Von 150 Familien haben etwa 40 Familien die Lager in der Stadt Taybeh in Baalbek verlassen, während der Rest noch auf sein Schicksal wartet. „The Middle East“ beobachtete vier verlassene Zelte im selben Lager, die völlig leer waren und sich in einen Spielplatz für Kinder verwandelten, die die Schule schwänzen, weil ihre Familien keine Transportkostenzuschüsse für die offiziellen gemischtgeschlechtlichen Nachmittagsschichten in der Dors-Schule bekommen können. Sieben Menschenrechtsorganisationen betonten in einer Erklärung, die diesen Monat veröffentlicht wurde, dass der Libanon die Zwangsabschiebungen syrischer Flüchtlinge einstellen und die beispiellosen, unfairen Maßnahmen, die am 8. Mai 2024 angekündigt wurden, zurücknehmen solle. Die Erklärung fügte hinzu, dass die Geberländer den Libanon auffordern sollten, das Prinzip der Nichtzurückweisung zu respektieren und sicherzustellen, dass die von ihnen geleistete Hilfe nicht dazu verwendet wird, willkürliche Abschiebungen zu ermöglichen.

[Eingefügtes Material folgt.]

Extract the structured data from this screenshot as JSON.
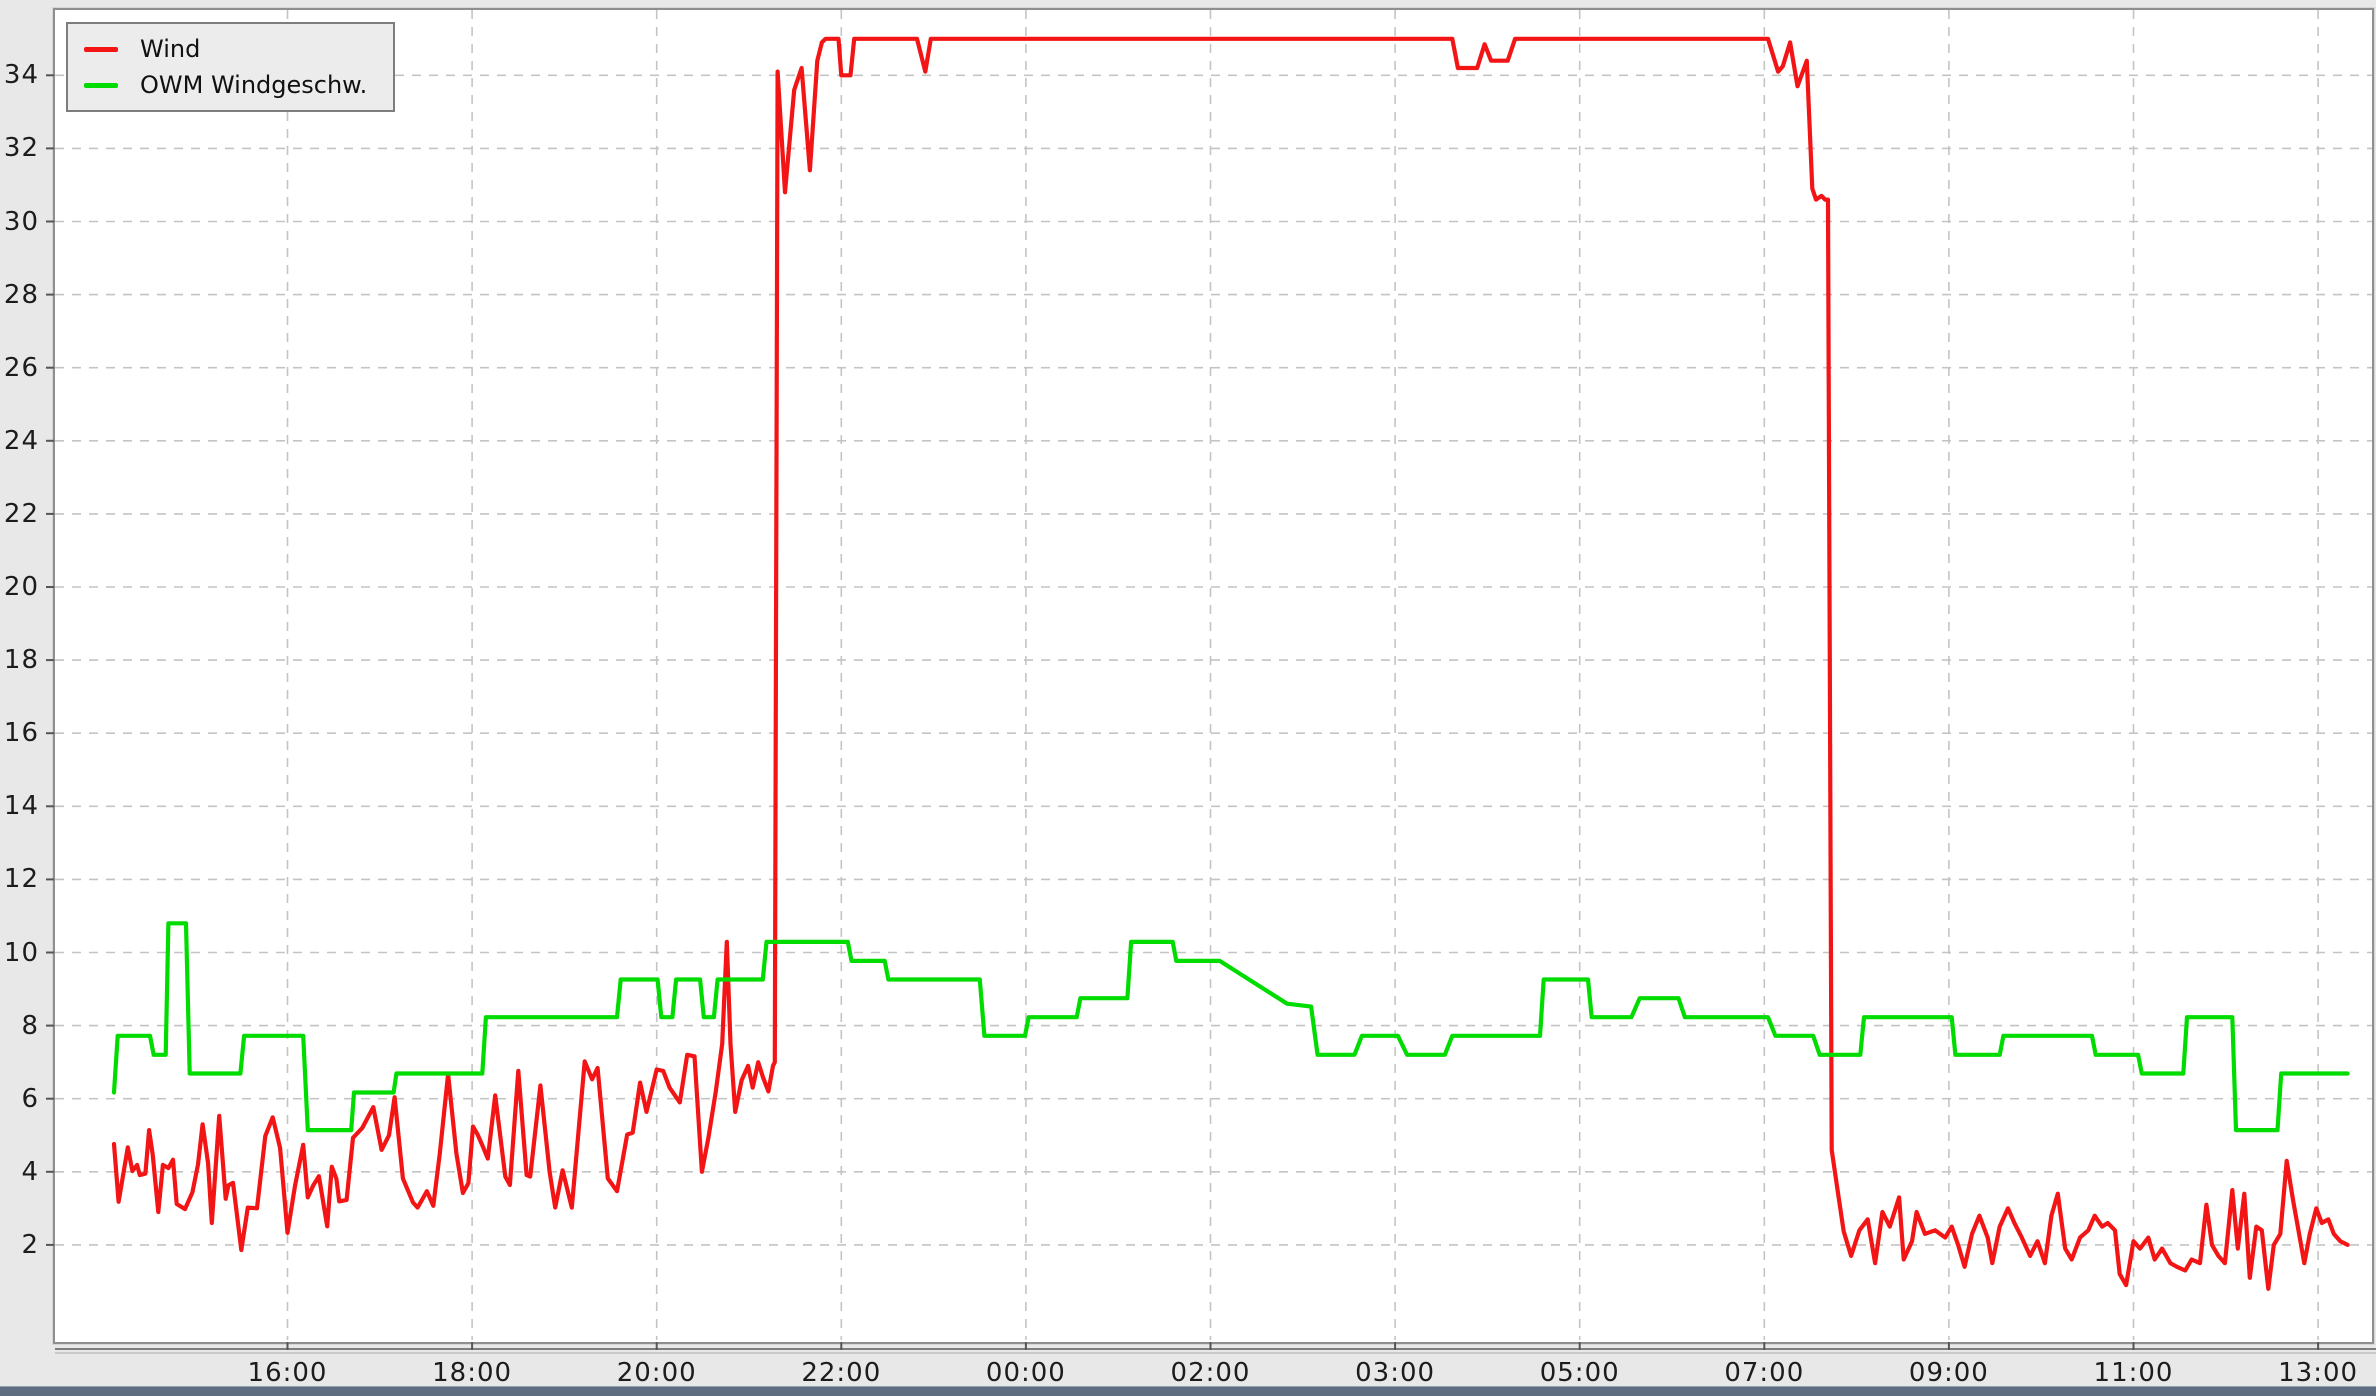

Zwei humanitäre Hilfsquellen teilten Reuters mit, dass Arbeitgeber aufgefordert wurden, keine Syrer mehr für Hilfsarbeiten einzustellen, und einige Gemeinden haben neue Anordnungen erlassen, die Syrern das nächtliche Herumstreunen verbieten, was sogar so weit geht, syrische Mieter aus ihren Häusern zu vertreiben. Mindestens eine Gemeinde im Norden des Libanon hat ein informelles Lager aufgelöst und syrische Bewohner obdachlos gemacht. Die libanesischen Sicherheitskräfte haben in diesem Monat neue Richtlinien erlassen, die die Anzahl der Kategorien reduzieren, nach denen Syrer eine Aufenthaltserlaubnis beantragen können, was viele beunruhigt, die keinen legalen Status mehr erhalten und der Abschiebung ausgesetzt sind. Flüchtlinge und Hilfskräfte berichten, dass diese Personen bei der Grenzüberquerung direkt eskortiert würden, was die Befürchtung weckt, dass ihnen bei ihrer Rückkehr Menschenrechtsverletzungen wie Zwangsrekrutierung und willkürliche Inhaftierung drohen könnten.